When we founded Kythera Labs in 2019, we made a deliberate architectural bet. Healthcare multi-modal data is among the most complex data in the world. It arrives fragmented, inconsistent, and perpetually changing. We believed that solving it at scale required a foundation purpose-built for that reality, not adapted to it after the fact. That's why we built Wayfinder natively on the Databricks Lakehouse from day one.
Being a Built-On partner means committing deeply before the market confirms you were right. We committed anyway because we had seen what happens when organizations make million-dollar strategic decisions on data that was never clean enough to support them. The problem was too consequential to solve halfway.
What High-Fidelity Data Aactually Changes for our Customers
The stakes in healthcare and life sciences are different from any other industry. The costs are high and are measured in clinical outcomes, misallocated capital, and drug launches built on a denominator that was never right.
When a health system or life sciences company makes a strategic decision using Kythera data, they can defend it. For health systems, high-fidelity data means having confidence in decisions for network expansion, physician alignment strategy, and value-based care. For life sciences organizations, accurately constructed real-world patient populations mean earlier identification of underserved patients, more reliable evidence for access and reimbursement decisions, and the ability to adapt launch strategies against what's actually happening in the market.
Today, Wayfinder processes approximately 2 billion medical transactions and 3 billion prescription transactions annually, resolving patient identity across fragmented sources and governing every transformation from raw ingestion to decision-ready output. That processing depth is unglamorous work, but it's the work that makes everything built on top of it reliable. The architecture works because we didn't retrofit it. We designed it this way.
What this Award Signals
Receiving the Databricks Innovation Partner of the Year award is a recognition we're proud to share, not just with our team, but with the healthcare and life sciences organizations who trusted us to get the foundation right. Trust is hard-won in this industry. The award signals that the architectural approach we chose, building natively for the Lakehouse rather than retrofitting compatibility, is the right foundation for what healthcare and life sciences organizations need next. For health systems and life sciences companies that have already committed to Databricks as their data platform, this award is confirmation that Kythera extends that investment rather than adding to it. We don't ask them to do anything new. We make what they already have work harder.

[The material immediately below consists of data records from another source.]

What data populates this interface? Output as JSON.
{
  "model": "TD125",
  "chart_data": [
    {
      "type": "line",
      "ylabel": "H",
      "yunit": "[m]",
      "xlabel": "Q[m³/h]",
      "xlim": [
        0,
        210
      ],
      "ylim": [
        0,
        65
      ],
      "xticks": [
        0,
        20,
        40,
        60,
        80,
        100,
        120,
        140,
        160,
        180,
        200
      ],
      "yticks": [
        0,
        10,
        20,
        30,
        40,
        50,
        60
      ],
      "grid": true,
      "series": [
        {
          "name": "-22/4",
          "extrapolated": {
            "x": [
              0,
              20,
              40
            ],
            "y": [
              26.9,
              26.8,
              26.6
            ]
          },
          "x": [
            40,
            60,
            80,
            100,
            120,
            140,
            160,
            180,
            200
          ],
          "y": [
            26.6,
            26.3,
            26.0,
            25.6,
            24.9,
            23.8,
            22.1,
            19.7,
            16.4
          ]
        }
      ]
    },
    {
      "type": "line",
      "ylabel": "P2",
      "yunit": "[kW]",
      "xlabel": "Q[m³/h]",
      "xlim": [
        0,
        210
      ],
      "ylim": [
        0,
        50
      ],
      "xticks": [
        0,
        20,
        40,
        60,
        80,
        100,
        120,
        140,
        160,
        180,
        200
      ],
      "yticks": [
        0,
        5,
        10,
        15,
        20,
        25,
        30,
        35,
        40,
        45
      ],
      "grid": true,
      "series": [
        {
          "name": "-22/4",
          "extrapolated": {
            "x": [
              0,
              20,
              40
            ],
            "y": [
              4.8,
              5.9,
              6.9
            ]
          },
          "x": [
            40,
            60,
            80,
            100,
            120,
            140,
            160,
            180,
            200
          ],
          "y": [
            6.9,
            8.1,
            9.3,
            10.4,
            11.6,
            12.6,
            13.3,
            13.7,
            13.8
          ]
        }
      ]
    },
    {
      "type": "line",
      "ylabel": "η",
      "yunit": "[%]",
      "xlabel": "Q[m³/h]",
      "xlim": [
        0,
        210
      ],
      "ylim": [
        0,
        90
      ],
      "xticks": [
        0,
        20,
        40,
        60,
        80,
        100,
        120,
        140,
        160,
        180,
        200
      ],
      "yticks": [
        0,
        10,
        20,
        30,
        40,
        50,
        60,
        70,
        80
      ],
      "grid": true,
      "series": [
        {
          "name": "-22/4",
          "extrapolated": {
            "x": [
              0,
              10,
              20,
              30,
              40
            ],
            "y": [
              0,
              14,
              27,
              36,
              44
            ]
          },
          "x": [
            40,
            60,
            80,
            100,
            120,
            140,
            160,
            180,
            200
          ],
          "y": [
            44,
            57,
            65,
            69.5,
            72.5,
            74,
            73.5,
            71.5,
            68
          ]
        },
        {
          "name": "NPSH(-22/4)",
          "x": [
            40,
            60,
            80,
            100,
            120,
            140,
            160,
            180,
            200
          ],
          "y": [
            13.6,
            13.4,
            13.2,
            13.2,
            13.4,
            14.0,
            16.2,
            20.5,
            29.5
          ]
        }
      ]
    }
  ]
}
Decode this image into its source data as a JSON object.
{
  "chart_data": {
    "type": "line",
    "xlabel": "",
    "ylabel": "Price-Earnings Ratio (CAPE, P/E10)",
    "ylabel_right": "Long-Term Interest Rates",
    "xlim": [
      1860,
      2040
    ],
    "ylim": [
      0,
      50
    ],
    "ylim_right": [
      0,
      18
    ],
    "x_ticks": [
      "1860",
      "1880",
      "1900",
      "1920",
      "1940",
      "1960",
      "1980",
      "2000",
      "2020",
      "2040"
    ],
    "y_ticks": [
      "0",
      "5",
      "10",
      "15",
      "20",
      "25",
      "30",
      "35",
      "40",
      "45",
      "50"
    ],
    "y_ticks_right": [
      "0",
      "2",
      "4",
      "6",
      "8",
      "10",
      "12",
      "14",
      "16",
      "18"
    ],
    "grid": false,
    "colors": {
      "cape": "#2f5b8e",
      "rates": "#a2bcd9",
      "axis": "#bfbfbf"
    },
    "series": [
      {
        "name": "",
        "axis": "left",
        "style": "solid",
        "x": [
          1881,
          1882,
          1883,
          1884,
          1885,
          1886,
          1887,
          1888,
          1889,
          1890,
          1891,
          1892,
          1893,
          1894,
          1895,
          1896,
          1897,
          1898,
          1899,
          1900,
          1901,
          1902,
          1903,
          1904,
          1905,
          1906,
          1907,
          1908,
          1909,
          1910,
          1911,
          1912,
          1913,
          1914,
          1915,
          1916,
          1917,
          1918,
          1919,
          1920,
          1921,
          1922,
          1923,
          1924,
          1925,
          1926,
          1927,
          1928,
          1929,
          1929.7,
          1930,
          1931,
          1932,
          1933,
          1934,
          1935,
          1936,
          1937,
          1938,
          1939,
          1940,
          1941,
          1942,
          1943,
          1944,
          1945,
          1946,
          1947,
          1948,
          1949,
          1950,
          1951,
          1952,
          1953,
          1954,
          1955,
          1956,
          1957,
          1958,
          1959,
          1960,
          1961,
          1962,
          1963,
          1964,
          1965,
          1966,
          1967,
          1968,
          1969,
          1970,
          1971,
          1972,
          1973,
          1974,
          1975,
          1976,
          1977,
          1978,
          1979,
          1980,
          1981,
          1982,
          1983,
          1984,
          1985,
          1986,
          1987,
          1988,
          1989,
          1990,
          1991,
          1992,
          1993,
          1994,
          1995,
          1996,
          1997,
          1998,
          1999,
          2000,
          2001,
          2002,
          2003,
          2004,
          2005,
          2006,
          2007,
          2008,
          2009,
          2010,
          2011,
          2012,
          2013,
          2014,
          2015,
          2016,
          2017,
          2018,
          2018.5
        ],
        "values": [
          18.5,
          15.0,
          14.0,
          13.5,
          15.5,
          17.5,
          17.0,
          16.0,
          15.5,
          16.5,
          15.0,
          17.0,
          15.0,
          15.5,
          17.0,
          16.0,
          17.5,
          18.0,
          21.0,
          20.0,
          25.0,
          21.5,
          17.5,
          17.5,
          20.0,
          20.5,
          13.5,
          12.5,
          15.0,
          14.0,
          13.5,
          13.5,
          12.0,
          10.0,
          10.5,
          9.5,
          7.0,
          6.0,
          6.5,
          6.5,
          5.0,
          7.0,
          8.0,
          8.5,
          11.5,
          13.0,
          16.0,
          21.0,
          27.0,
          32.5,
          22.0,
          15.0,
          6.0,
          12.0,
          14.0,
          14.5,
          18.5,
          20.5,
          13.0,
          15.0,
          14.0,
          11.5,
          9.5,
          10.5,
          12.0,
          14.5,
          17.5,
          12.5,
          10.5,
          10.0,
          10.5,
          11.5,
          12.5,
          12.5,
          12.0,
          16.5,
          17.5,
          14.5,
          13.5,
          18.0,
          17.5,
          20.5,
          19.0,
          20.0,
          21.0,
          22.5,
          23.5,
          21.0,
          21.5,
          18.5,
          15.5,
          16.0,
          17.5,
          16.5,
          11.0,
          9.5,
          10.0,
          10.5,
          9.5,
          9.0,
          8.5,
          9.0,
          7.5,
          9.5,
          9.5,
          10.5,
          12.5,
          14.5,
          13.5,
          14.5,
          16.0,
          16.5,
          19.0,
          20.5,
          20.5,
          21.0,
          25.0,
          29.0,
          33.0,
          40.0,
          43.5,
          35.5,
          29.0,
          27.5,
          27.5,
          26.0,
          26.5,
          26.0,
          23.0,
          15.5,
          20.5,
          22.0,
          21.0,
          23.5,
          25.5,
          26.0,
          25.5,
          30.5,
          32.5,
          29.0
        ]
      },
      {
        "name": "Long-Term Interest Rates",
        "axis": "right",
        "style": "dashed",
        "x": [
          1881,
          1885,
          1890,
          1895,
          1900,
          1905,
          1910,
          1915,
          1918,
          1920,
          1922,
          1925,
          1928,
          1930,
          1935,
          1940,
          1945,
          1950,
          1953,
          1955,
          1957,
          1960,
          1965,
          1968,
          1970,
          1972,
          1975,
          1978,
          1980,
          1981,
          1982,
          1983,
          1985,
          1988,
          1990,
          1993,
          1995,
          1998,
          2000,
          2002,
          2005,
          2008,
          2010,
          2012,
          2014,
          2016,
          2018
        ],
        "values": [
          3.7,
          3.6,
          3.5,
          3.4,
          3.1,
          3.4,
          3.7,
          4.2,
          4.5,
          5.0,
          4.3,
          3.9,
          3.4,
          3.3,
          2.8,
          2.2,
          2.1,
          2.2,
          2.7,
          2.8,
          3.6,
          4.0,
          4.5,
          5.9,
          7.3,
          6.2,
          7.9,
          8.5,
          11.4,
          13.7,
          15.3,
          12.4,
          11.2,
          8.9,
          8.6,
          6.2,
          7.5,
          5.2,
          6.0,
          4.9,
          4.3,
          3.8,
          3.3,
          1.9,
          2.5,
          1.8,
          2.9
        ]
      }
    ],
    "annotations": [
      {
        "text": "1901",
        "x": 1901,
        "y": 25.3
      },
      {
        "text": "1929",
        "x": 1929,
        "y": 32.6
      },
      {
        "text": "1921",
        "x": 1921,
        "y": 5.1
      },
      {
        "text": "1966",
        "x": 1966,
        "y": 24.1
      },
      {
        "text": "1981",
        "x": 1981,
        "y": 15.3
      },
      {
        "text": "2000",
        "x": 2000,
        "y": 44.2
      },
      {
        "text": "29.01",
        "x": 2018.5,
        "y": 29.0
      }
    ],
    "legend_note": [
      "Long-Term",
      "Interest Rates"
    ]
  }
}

It also signals something about the market moment. AI adoption in healthcare is accelerating faster than trust is being established. We've watched a lot of organizations skip straight to the model and wonder later why the answers don't hold up. This award reflects a different choice — one we made in 2019 and have been building toward ever since.
What We're Building Toward
The next chapter isn't about faster dashboards or better reports. It's about agentic AI that is woven directly into how teams work. We're building toward orchestrated, multi-agent systems where specialized agents, each responsible for a narrow domain, coordinate through a governed orchestration layer to answer the questions that drive real decisions.
This architecture only works if the reasoning foundation underneath it is trustworthy. AI in healthcare doesn't fail because the models are bad. It fails because the data underneath the models is bad, because decisions can't be explained, or because governance wasn't built in from the start. The Databricks Lakehouse with Unity Catalog enforcing lineage and auditability at every layer gives agentic AI in healthcare something it rarely has: a foundation it can actually reason from.
That's what we're building toward. Not AI that helps you analyze something faster. Instead AI that operates reliably inside the workflows that matter most, earns trust over time, and compounds in value as it scales. We're grateful to Databricks for this recognition, and more motivated than ever to deliver on it.